Ginny Weasley walked in the room, delivered a quick kiss to Harry’s lips, and pinched Fred’s cheeks when he greeted her with an eye roll.

  
But all Harry could focus on was the sweat dripping for her forehead and an unnatural red color spreading across her face. Maybe it was just him but she appeared to be paler than normal.

  
Harry leaped from his seat when she grabbed the eggs from the icebox. “I can make breakfast for everyone,” he said. “You don’t have to do that.”

  
Ginny rolled her eyes, more fond than annoyed. “I lost a _spleen_ , Harry. I’m _not dead_.” She hummed, ignoring Fred’s wince. “You have taken care of me these last few months but I can’t stay in bed forever, yeah?”

  
He disagreed.
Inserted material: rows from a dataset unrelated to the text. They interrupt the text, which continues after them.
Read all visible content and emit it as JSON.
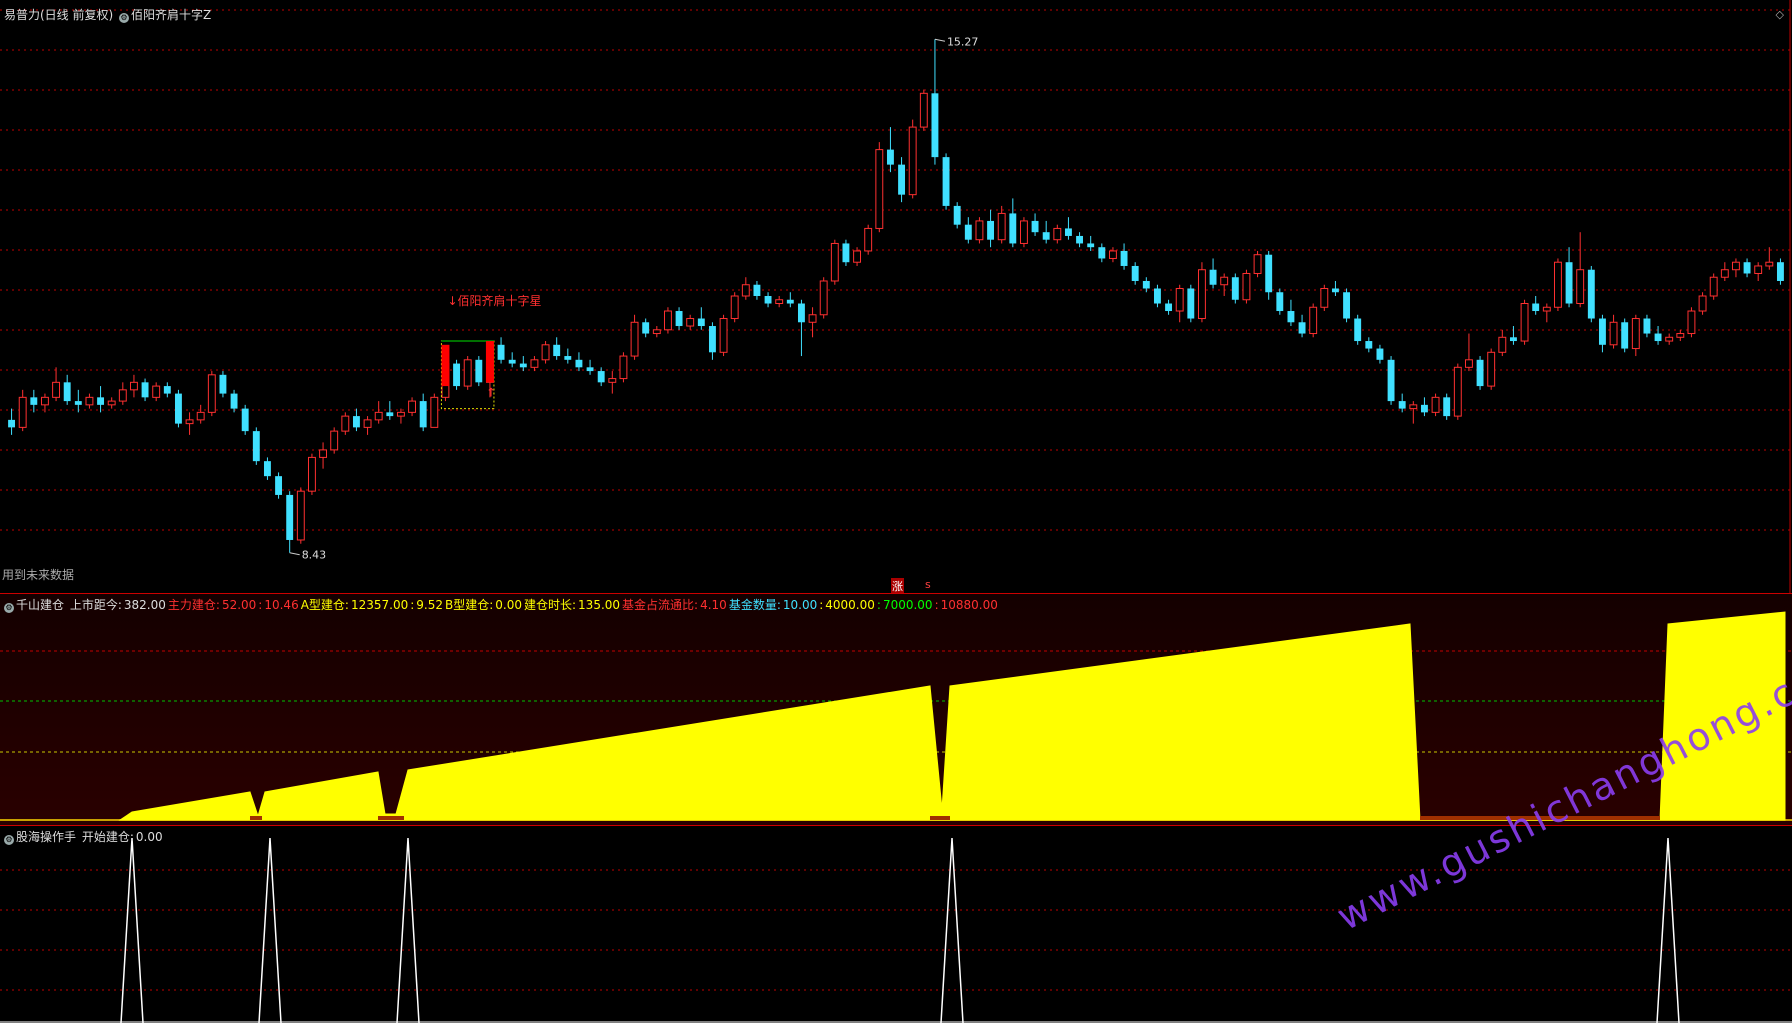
{
  "panel1": {
    "title": "易普力(日线 前复权)",
    "indicator": "佰阳齐肩十字Z",
    "future_note": "用到未来数据",
    "signal_label": "↓佰阳齐肩十字星",
    "high_label": "15.27",
    "low_label": "8.43",
    "zhang": "涨",
    "s_mark": "s"
  },
  "panel2": {
    "name": "千山建仓",
    "items": [
      {
        "label": "上市距今:",
        "value": "382.00",
        "color": "#dddddd"
      },
      {
        "label": "主力建仓:",
        "value": "52.00",
        "color": "#ff3030"
      },
      {
        "label": ":",
        "value": "10.46",
        "color": "#ff3030"
      },
      {
        "label": "A型建仓:",
        "value": "12357.00",
        "color": "#ffff00"
      },
      {
        "label": ":",
        "value": "9.52",
        "color": "#ffff00"
      },
      {
        "label": "B型建仓:",
        "value": "0.00",
        "color": "#ffff00"
      },
      {
        "label": "建仓时长:",
        "value": "135.00",
        "color": "#ffff00"
      },
      {
        "label": "基金占流通比:",
        "value": "4.10",
        "color": "#ff3030"
      },
      {
        "label": "基金数量:",
        "value": "10.00",
        "color": "#40e0ff"
      },
      {
        "label": ":",
        "value": "4000.00",
        "color": "#ffff00"
      },
      {
        "label": ":",
        "value": "7000.00",
        "color": "#00ff00"
      },
      {
        "label": ":",
        "value": "10880.00",
        "color": "#ff3030"
      }
    ]
  },
  "panel3": {
    "name": "股海操作手",
    "label": "开始建仓:",
    "value": "0.00"
  },
  "watermark": "www.gushichanghong.com",
  "colors": {
    "up": "#ff3030",
    "down": "#40e0ff",
    "fill": "#ffff00",
    "grid": "#c00000"
  },
  "chart_data": [
    {
      "type": "candlestick",
      "ylim": [
        8.2,
        15.5
      ],
      "annotations": [
        {
          "label": "15.27",
          "value": 15.27
        },
        {
          "label": "8.43",
          "value": 8.43
        }
      ],
      "candles": [
        [
          10.2,
          10.35,
          10.0,
          10.1
        ],
        [
          10.1,
          10.6,
          10.05,
          10.5
        ],
        [
          10.5,
          10.6,
          10.3,
          10.4
        ],
        [
          10.4,
          10.55,
          10.3,
          10.5
        ],
        [
          10.5,
          10.9,
          10.45,
          10.7
        ],
        [
          10.7,
          10.8,
          10.4,
          10.45
        ],
        [
          10.45,
          10.6,
          10.3,
          10.4
        ],
        [
          10.4,
          10.55,
          10.35,
          10.5
        ],
        [
          10.5,
          10.65,
          10.3,
          10.4
        ],
        [
          10.4,
          10.5,
          10.35,
          10.45
        ],
        [
          10.45,
          10.7,
          10.4,
          10.6
        ],
        [
          10.6,
          10.8,
          10.5,
          10.7
        ],
        [
          10.7,
          10.75,
          10.45,
          10.5
        ],
        [
          10.5,
          10.7,
          10.45,
          10.65
        ],
        [
          10.65,
          10.7,
          10.5,
          10.55
        ],
        [
          10.55,
          10.6,
          10.1,
          10.15
        ],
        [
          10.15,
          10.3,
          10.0,
          10.2
        ],
        [
          10.2,
          10.4,
          10.15,
          10.3
        ],
        [
          10.3,
          10.85,
          10.25,
          10.8
        ],
        [
          10.8,
          10.85,
          10.5,
          10.55
        ],
        [
          10.55,
          10.6,
          10.3,
          10.35
        ],
        [
          10.35,
          10.4,
          10.0,
          10.05
        ],
        [
          10.05,
          10.1,
          9.6,
          9.65
        ],
        [
          9.65,
          9.7,
          9.4,
          9.45
        ],
        [
          9.45,
          9.5,
          9.15,
          9.2
        ],
        [
          9.2,
          9.25,
          8.43,
          8.6
        ],
        [
          8.6,
          9.3,
          8.55,
          9.25
        ],
        [
          9.25,
          9.75,
          9.2,
          9.7
        ],
        [
          9.7,
          9.9,
          9.55,
          9.8
        ],
        [
          9.8,
          10.1,
          9.75,
          10.05
        ],
        [
          10.05,
          10.3,
          10.0,
          10.25
        ],
        [
          10.25,
          10.35,
          10.05,
          10.1
        ],
        [
          10.1,
          10.25,
          10.0,
          10.2
        ],
        [
          10.2,
          10.45,
          10.15,
          10.3
        ],
        [
          10.3,
          10.45,
          10.2,
          10.25
        ],
        [
          10.25,
          10.35,
          10.15,
          10.3
        ],
        [
          10.3,
          10.5,
          10.25,
          10.45
        ],
        [
          10.45,
          10.55,
          10.05,
          10.1
        ],
        [
          10.1,
          10.55,
          10.1,
          10.5
        ],
        [
          10.5,
          11.0,
          10.45,
          10.95
        ],
        [
          10.95,
          11.0,
          10.6,
          10.65
        ],
        [
          10.65,
          11.05,
          10.6,
          11.0
        ],
        [
          11.0,
          11.05,
          10.65,
          10.7
        ],
        [
          10.7,
          11.25,
          10.5,
          11.2
        ],
        [
          11.2,
          11.3,
          10.95,
          11.0
        ],
        [
          11.0,
          11.1,
          10.9,
          10.95
        ],
        [
          10.95,
          11.05,
          10.85,
          10.9
        ],
        [
          10.9,
          11.05,
          10.85,
          11.0
        ],
        [
          11.0,
          11.25,
          10.95,
          11.2
        ],
        [
          11.2,
          11.3,
          11.0,
          11.05
        ],
        [
          11.05,
          11.15,
          10.95,
          11.0
        ],
        [
          11.0,
          11.1,
          10.85,
          10.9
        ],
        [
          10.9,
          11.0,
          10.8,
          10.85
        ],
        [
          10.85,
          10.9,
          10.65,
          10.7
        ],
        [
          10.7,
          10.85,
          10.55,
          10.75
        ],
        [
          10.75,
          11.1,
          10.7,
          11.05
        ],
        [
          11.05,
          11.6,
          11.0,
          11.5
        ],
        [
          11.5,
          11.55,
          11.3,
          11.35
        ],
        [
          11.35,
          11.45,
          11.3,
          11.4
        ],
        [
          11.4,
          11.7,
          11.35,
          11.65
        ],
        [
          11.65,
          11.7,
          11.4,
          11.45
        ],
        [
          11.45,
          11.6,
          11.4,
          11.55
        ],
        [
          11.55,
          11.7,
          11.4,
          11.45
        ],
        [
          11.45,
          11.5,
          11.0,
          11.1
        ],
        [
          11.1,
          11.6,
          11.05,
          11.55
        ],
        [
          11.55,
          11.9,
          11.5,
          11.85
        ],
        [
          11.85,
          12.1,
          11.8,
          12.0
        ],
        [
          12.0,
          12.05,
          11.8,
          11.85
        ],
        [
          11.85,
          11.9,
          11.7,
          11.75
        ],
        [
          11.75,
          11.85,
          11.7,
          11.8
        ],
        [
          11.8,
          11.9,
          11.7,
          11.75
        ],
        [
          11.75,
          11.8,
          11.05,
          11.5
        ],
        [
          11.5,
          11.7,
          11.3,
          11.6
        ],
        [
          11.6,
          12.1,
          11.55,
          12.05
        ],
        [
          12.05,
          12.6,
          12.0,
          12.55
        ],
        [
          12.55,
          12.6,
          12.25,
          12.3
        ],
        [
          12.3,
          12.5,
          12.25,
          12.45
        ],
        [
          12.45,
          12.8,
          12.4,
          12.75
        ],
        [
          12.75,
          13.9,
          12.7,
          13.8
        ],
        [
          13.8,
          14.1,
          13.5,
          13.6
        ],
        [
          13.6,
          13.7,
          13.1,
          13.2
        ],
        [
          13.2,
          14.2,
          13.15,
          14.1
        ],
        [
          14.1,
          14.6,
          14.05,
          14.55
        ],
        [
          14.55,
          15.27,
          13.6,
          13.7
        ],
        [
          13.7,
          13.75,
          13.0,
          13.05
        ],
        [
          13.05,
          13.1,
          12.75,
          12.8
        ],
        [
          12.8,
          12.9,
          12.55,
          12.6
        ],
        [
          12.6,
          12.9,
          12.55,
          12.85
        ],
        [
          12.85,
          13.0,
          12.5,
          12.6
        ],
        [
          12.6,
          13.05,
          12.55,
          12.95
        ],
        [
          12.95,
          13.15,
          12.5,
          12.55
        ],
        [
          12.55,
          12.9,
          12.5,
          12.85
        ],
        [
          12.85,
          12.95,
          12.65,
          12.7
        ],
        [
          12.7,
          12.85,
          12.55,
          12.6
        ],
        [
          12.6,
          12.8,
          12.55,
          12.75
        ],
        [
          12.75,
          12.9,
          12.6,
          12.65
        ],
        [
          12.65,
          12.7,
          12.5,
          12.55
        ],
        [
          12.55,
          12.65,
          12.45,
          12.5
        ],
        [
          12.5,
          12.55,
          12.3,
          12.35
        ],
        [
          12.35,
          12.5,
          12.3,
          12.45
        ],
        [
          12.45,
          12.55,
          12.2,
          12.25
        ],
        [
          12.25,
          12.3,
          12.0,
          12.05
        ],
        [
          12.05,
          12.1,
          11.9,
          11.95
        ],
        [
          11.95,
          12.0,
          11.7,
          11.75
        ],
        [
          11.75,
          11.8,
          11.6,
          11.65
        ],
        [
          11.65,
          12.0,
          11.5,
          11.95
        ],
        [
          11.95,
          12.0,
          11.5,
          11.55
        ],
        [
          11.55,
          12.3,
          11.5,
          12.2
        ],
        [
          12.2,
          12.35,
          11.95,
          12.0
        ],
        [
          12.0,
          12.15,
          11.85,
          12.1
        ],
        [
          12.1,
          12.15,
          11.75,
          11.8
        ],
        [
          11.8,
          12.2,
          11.75,
          12.15
        ],
        [
          12.15,
          12.45,
          12.1,
          12.4
        ],
        [
          12.4,
          12.45,
          11.8,
          11.9
        ],
        [
          11.9,
          11.95,
          11.6,
          11.65
        ],
        [
          11.65,
          11.8,
          11.45,
          11.5
        ],
        [
          11.5,
          11.6,
          11.3,
          11.35
        ],
        [
          11.35,
          11.75,
          11.3,
          11.7
        ],
        [
          11.7,
          12.0,
          11.65,
          11.95
        ],
        [
          11.95,
          12.05,
          11.85,
          11.9
        ],
        [
          11.9,
          11.95,
          11.5,
          11.55
        ],
        [
          11.55,
          11.6,
          11.2,
          11.25
        ],
        [
          11.25,
          11.3,
          11.1,
          11.15
        ],
        [
          11.15,
          11.2,
          10.95,
          11.0
        ],
        [
          11.0,
          11.05,
          10.4,
          10.45
        ],
        [
          10.45,
          10.55,
          10.3,
          10.35
        ],
        [
          10.35,
          10.45,
          10.15,
          10.4
        ],
        [
          10.4,
          10.5,
          10.25,
          10.3
        ],
        [
          10.3,
          10.55,
          10.25,
          10.5
        ],
        [
          10.5,
          10.55,
          10.2,
          10.25
        ],
        [
          10.25,
          10.95,
          10.2,
          10.9
        ],
        [
          10.9,
          11.35,
          10.85,
          11.0
        ],
        [
          11.0,
          11.05,
          10.6,
          10.65
        ],
        [
          10.65,
          11.15,
          10.6,
          11.1
        ],
        [
          11.1,
          11.4,
          11.05,
          11.3
        ],
        [
          11.3,
          11.45,
          11.2,
          11.25
        ],
        [
          11.25,
          11.8,
          11.2,
          11.75
        ],
        [
          11.75,
          11.85,
          11.6,
          11.65
        ],
        [
          11.65,
          11.75,
          11.5,
          11.7
        ],
        [
          11.7,
          12.35,
          11.65,
          12.3
        ],
        [
          12.3,
          12.5,
          11.7,
          11.75
        ],
        [
          11.75,
          12.7,
          11.7,
          12.2
        ],
        [
          12.2,
          12.25,
          11.5,
          11.55
        ],
        [
          11.55,
          11.6,
          11.1,
          11.2
        ],
        [
          11.2,
          11.6,
          11.15,
          11.5
        ],
        [
          11.5,
          11.55,
          11.1,
          11.15
        ],
        [
          11.15,
          11.6,
          11.05,
          11.55
        ],
        [
          11.55,
          11.6,
          11.3,
          11.35
        ],
        [
          11.35,
          11.45,
          11.2,
          11.25
        ],
        [
          11.25,
          11.35,
          11.2,
          11.3
        ],
        [
          11.3,
          11.4,
          11.25,
          11.35
        ],
        [
          11.35,
          11.7,
          11.3,
          11.65
        ],
        [
          11.65,
          11.9,
          11.6,
          11.85
        ],
        [
          11.85,
          12.15,
          11.8,
          12.1
        ],
        [
          12.1,
          12.3,
          12.05,
          12.2
        ],
        [
          12.2,
          12.35,
          12.1,
          12.3
        ],
        [
          12.3,
          12.35,
          12.1,
          12.15
        ],
        [
          12.15,
          12.3,
          12.05,
          12.25
        ],
        [
          12.25,
          12.5,
          12.2,
          12.3
        ],
        [
          12.3,
          12.35,
          12.0,
          12.05
        ]
      ]
    },
    {
      "type": "area",
      "series": [
        {
          "values": [
            0,
            0,
            0,
            0,
            0,
            0,
            0,
            0,
            0,
            0,
            0,
            0,
            0,
            0,
            0,
            0,
            0,
            0,
            0,
            0,
            0,
            0,
            0,
            0,
            0,
            0,
            0,
            0,
            0,
            0,
            0,
            0,
            0,
            0,
            0,
            0,
            0,
            0,
            0,
            0,
            0,
            0,
            0,
            0,
            0,
            0,
            0,
            0,
            0,
            0,
            0,
            0,
            0,
            0,
            0,
            0,
            0,
            0,
            0,
            0,
            0,
            0,
            0,
            0,
            0,
            0,
            0,
            0,
            0,
            0,
            0,
            0,
            0,
            0,
            0,
            0,
            0,
            0,
            0,
            0,
            0,
            0,
            0,
            0,
            0,
            0,
            0,
            0,
            0,
            0,
            0,
            0,
            0,
            0,
            0,
            0,
            0,
            0,
            0,
            0,
            0,
            0,
            0,
            0,
            0,
            0,
            0,
            0,
            0,
            0,
            0,
            0,
            0,
            0,
            0,
            0,
            0,
            0,
            0,
            0,
            0,
            0,
            0,
            0,
            0,
            0,
            0,
            0,
            0,
            0,
            0,
            0,
            0,
            0,
            0,
            0,
            0,
            0,
            0,
            0,
            0,
            0,
            0,
            0,
            0,
            0,
            0,
            0,
            0,
            0,
            0,
            0,
            0,
            0,
            0,
            0,
            0,
            0,
            0,
            0
          ]
        }
      ]
    },
    {
      "type": "line",
      "spikes_at": [
        11,
        23,
        35,
        83,
        145
      ]
    }
  ]
}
He had no problem placing her in full body suit, under every protective charm in the books and making her take an unbreakable vow to never leave the house again.

  
“Yeah,” he swallowed, nodding. “Okay. Just…take it easy. Not for me but yourself.”

  
“Don’t I always?” she winked and turned to lite the stove. “Now what’s this cooking competition I’m hearing so much about?”

  
Harry snorted, tension releasing from his shoulders as she cracked eggs into the skillet. “You have to stop reading _The Quibbler_.”

  
“Oh hush. It provides me with much-needed entertainment.”

  
“Ginny, tell Harry he needs to sign up.”

  
“Fred, stop telling me what to do. Harry, Fred is right you need to sign up for the competition.”

  
“I’m not a chef.” To him, cooking was therapeutic. He felt great to enjoy in creating something from scratch and watching people praise his food. It was like Quidditch, just with a different kind of rush and excitement.

  
Cooking was his safe haven. The safe place he created inside his mind. If he couldn’t be an Auror then he needed something else to give him adrenaline.

  
He frowned. The way he described himself sounded like he was a liquid luck addict.

  
“Maybe not professionally trained but you’re still one of the best chefs I know. Imagine it, Harry. Working at _Lord Vol De Mort_ , the adrenaline and the excitement of the pots and pans sizzling together.”

  
“If I didn’t know any better I would think you’re a commercial ad.”

  
Fred frowned. “A _what_?”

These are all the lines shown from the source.